Stories about US and UK firms in the Middle East have been polarising, of late. On the one hand we saw Herbert Smith cutting support jobs in Dubai in May and Simmons & Simmons cutting lawyers and support staff in Abu Dhabi and Dubai in January. On the other, Addleshaw Goddard opened in Dubai in September after pinching a partner from Trowers and Hamlins (11 July 2012) and Cleary GottliebSteen & Hamilton announced yesterday that it had opened an office in Abu Dhabi (6 September 2012 ).
The boutique, which specialises in contentious construction work, wants to send a couple of partners to Doha and hire some local lawyers out there too.
It may be costly in terms of resources.

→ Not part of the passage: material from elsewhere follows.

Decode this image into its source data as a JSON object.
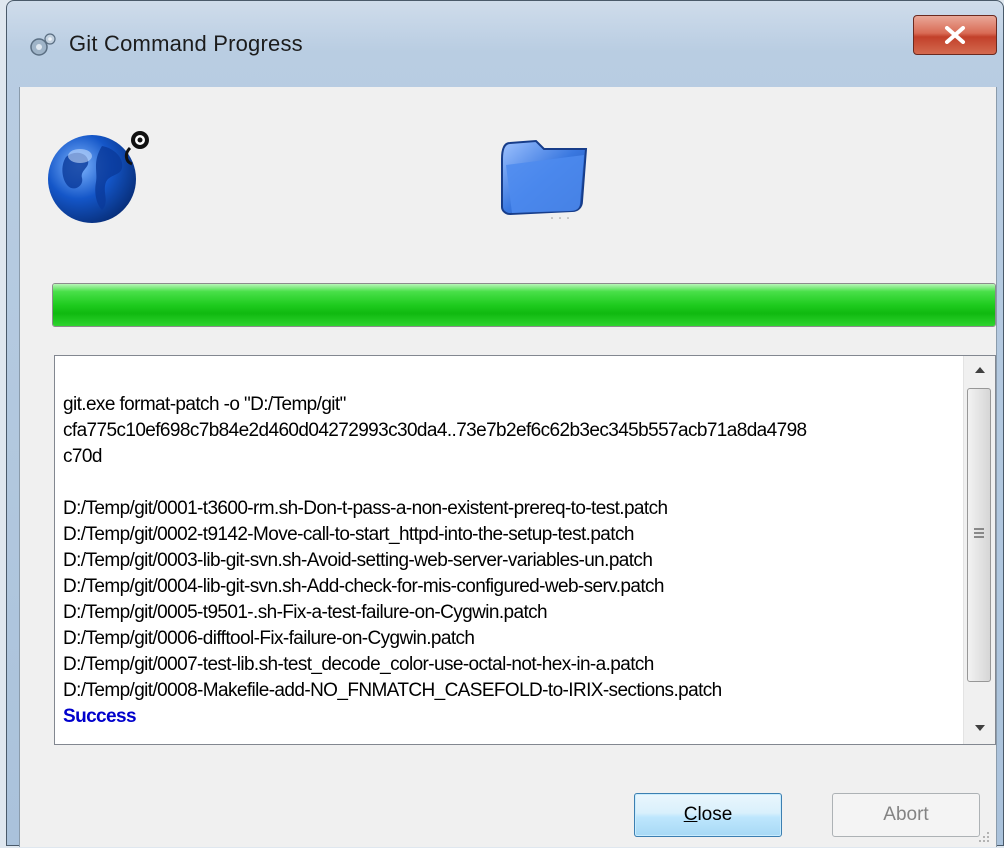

With turnover of £9.6m, Fenwick Elliott is a small player compared with some that have offices in region – Allen & Overy, Clifford Chance, Eversheds, Simmons & Simmons and SNR Denton to name a few – but it could be onto a winner.

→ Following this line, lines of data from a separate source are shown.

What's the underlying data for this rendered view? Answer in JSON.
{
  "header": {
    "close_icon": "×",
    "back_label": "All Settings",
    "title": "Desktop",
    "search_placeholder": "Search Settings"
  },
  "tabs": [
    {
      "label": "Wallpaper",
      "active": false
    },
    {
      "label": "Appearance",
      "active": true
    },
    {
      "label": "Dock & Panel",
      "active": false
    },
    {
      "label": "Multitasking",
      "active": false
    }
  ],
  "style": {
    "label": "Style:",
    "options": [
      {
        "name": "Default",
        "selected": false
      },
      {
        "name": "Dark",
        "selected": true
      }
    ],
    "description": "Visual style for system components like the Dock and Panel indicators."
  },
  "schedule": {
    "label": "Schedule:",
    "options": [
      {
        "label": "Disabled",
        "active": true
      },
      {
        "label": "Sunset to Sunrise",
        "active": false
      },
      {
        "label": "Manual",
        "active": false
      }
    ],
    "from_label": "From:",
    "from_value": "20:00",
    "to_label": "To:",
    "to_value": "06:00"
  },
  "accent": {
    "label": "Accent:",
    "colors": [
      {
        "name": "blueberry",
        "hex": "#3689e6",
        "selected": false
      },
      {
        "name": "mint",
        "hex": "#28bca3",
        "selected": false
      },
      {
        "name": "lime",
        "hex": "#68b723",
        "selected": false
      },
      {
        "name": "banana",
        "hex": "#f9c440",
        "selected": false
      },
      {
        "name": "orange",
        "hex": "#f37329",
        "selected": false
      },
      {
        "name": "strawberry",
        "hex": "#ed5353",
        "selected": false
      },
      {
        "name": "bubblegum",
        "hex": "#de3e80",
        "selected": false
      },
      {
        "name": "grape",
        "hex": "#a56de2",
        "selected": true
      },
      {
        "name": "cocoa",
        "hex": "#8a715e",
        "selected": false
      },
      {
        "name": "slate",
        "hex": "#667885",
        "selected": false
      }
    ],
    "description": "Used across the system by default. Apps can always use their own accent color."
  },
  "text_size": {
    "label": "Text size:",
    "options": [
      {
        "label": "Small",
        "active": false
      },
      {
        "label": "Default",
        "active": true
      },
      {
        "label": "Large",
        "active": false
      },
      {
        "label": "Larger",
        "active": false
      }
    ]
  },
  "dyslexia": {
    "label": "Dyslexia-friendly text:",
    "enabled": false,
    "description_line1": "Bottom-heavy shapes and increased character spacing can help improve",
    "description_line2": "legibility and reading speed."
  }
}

Following Qatar’s successful bid for the 2022 Olympics, it has been estimated that infrastructure spending could rocket to around $100bn, which adds up to a lot of potential construction disputes. This surely must have factored into the firm’s thinking.
Either that or partners at Fenwick Elliott thought that a new office would mean they’d stand a better chance of getting their hand on a World Cup ticket. Cunning.